Steve Jacob 3 years, 4 months ago

She did finish a movie, "Sparkle" with the release date in August.

tomcats 3 years, 4 months ago

Her down fall was Bobby Brown! He did this to her! She followed him down the path of self destruction. But she was one of the greatest performers of our times. She will be missed.

Matthew Herbert 3 years, 4 months ago

"he did this to her". Personal accountability anyone? Are you the same type who gets mad at the bank when they take your house after you accidentally didn't pay for a year?

jaywalker 3 years, 4 months ago

Gotta say when I saw the headline I was shocked in the moment, but it was no surprise. I sure liked her a lot better when I didn't know who she was. Her and Brown's reality show was the train wreck of train wreck's and showed her personality to be 180 degrees opposite what was portrayed.

That said, she had one of the most beautiful voices I've ever heard, her face as beautiful as you'll see.
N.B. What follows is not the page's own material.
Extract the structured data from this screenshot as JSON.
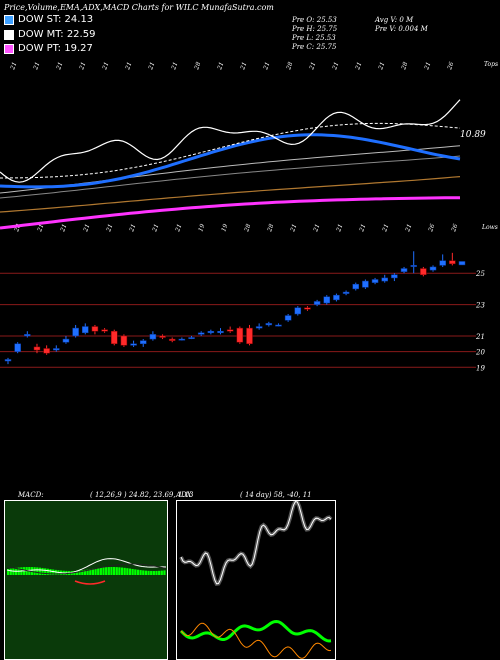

Hope she's finally at peace.

shotgun 3 years, 4 months ago

Gotta love all of the wussie anonymous internet haters!

MarcoPogo 3 years, 4 months ago

"shotgun (anonymous) says… Gotta love all of the wussie anonymous internet haters!"

Post of the Day!

labmonkey 3 years, 4 months ago

Her anthem was great for the time, but it had the unfortunate consequence of having every little diva-wannabe try to copy or out-do her. "Free" is a one-syllibal word and does not necessitate 7 notes to sing it.

To me, this is the greatest pre-game anthem:

May Whitney RIP. She was talented, but her demons got the best of her (even if it wasn't and OD, I am sure the years of abusing her body had something to do with it). Sometimes you cannot let the artist take away from the art.